To add one more layer of complication onto this, I don’t want a child 9 months from today. I don’t even want one 9 months from tomorrow. I want the option to have one on my own terms when I’m ready, but my PCOS means I can’t. Instead, we have to keep crossing-off items from a list of causes, and trying to find the solution. Very soon my remaining fertility will drastically decline and leave me with fewer options than the ones I have now. I feel shitty and petty for my jealousy when other people get pregnant, but fearful and anxious about the prospect of having my own 9 months from tomorrow. I’m being asked to chose between so few options, and it has started to feel like a series of choiceless decisions.

I blame a lot of my current situation on the precarious medical position I am in as a military spouse. Had I seen a doctor 5, or even 3 years ago, I could have planned better. But now, hurdling towards 30, there are fewer and fewer options on the table.

And so, I sit here: unloading my feelings, still technically infertile, and anxious about all the unknown.
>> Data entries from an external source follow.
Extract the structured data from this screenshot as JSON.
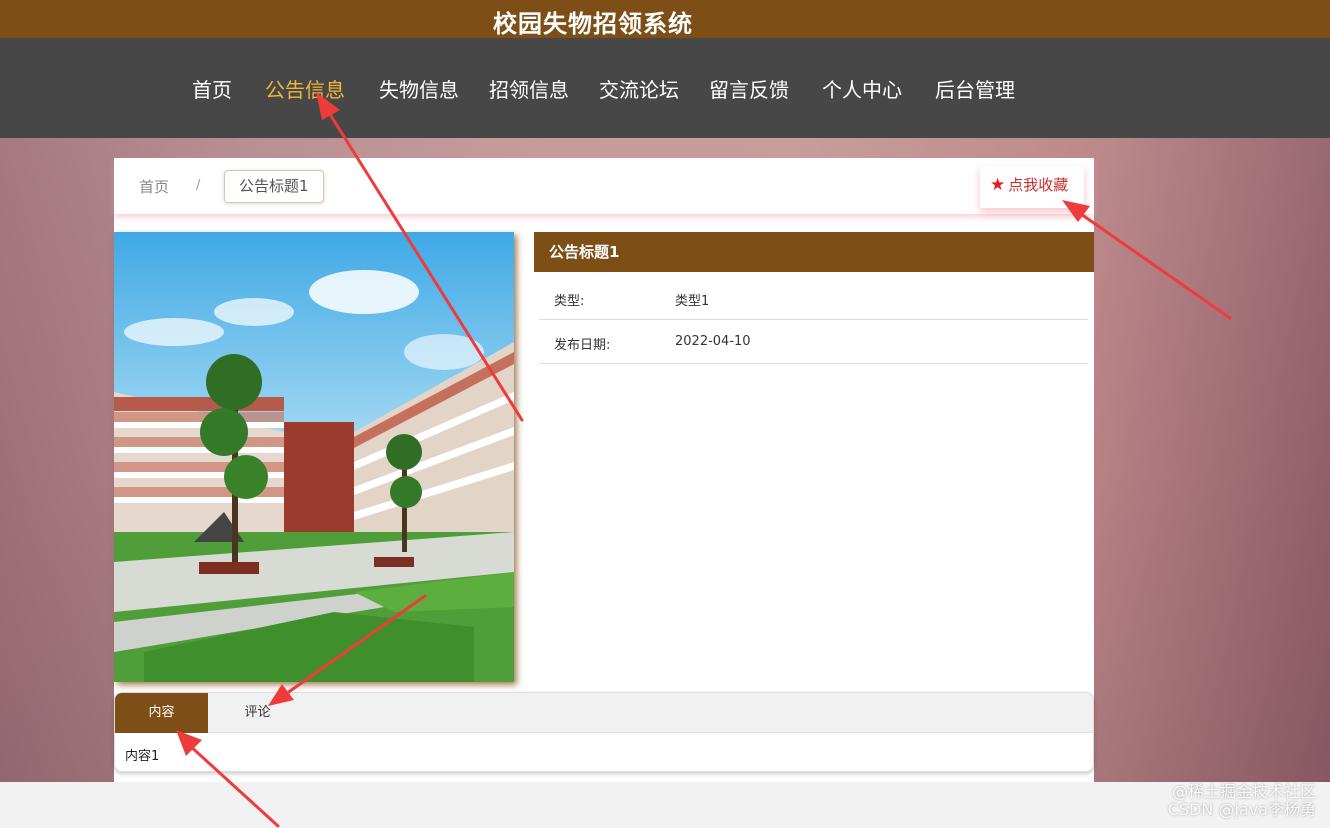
{
  "site_title": "校园失物招领系统",
  "nav": {
    "items": [
      "首页",
      "公告信息",
      "失物信息",
      "招领信息",
      "交流论坛",
      "留言反馈",
      "个人中心",
      "后台管理"
    ],
    "active_index": 1
  },
  "breadcrumb": {
    "home": "首页",
    "separator": "/",
    "current": "公告标题1"
  },
  "favorite": {
    "label": "点我收藏",
    "icon": "star-icon"
  },
  "detail": {
    "title": "公告标题1",
    "type_label": "类型:",
    "type_value": "类型1",
    "date_label": "发布日期:",
    "date_value": "2022-04-10"
  },
  "tabs": {
    "items": [
      "内容",
      "评论"
    ],
    "active_index": 0,
    "content": "内容1"
  },
  "watermark": {
    "line1": "@稀土掘金技术社区",
    "line2": "CSDN @java李杨勇"
  },
  "colors": {
    "brand": "#7d4e16",
    "nav_bg": "#474747",
    "nav_active": "#f0b637",
    "favorite": "#c8302d",
    "annotation_arrow": "#ee3b3b"
  }
}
*Spoiler Alert* when I watched Hannah’s pregnancy through Season 6 of the show, I felt all of the emotions. Emotions for Lena who herself will never get to experience what her character does. Emotions because Hannah (the character) made it work, albeit in a very real and complicated way. Emotions because she found herself in a somewhat similar friendship situation to the one I do now. Emotions because I feel guilty for not wanting one within the next 9 months, but mostly because I don’t know if I could, even if I tried. Emotions.

So hang tight with me folks. There may never be cute nursery content on this site, and there may never be adorable child decor. But I will always try to share my truth, and live my life to the fullest with Dan at my side.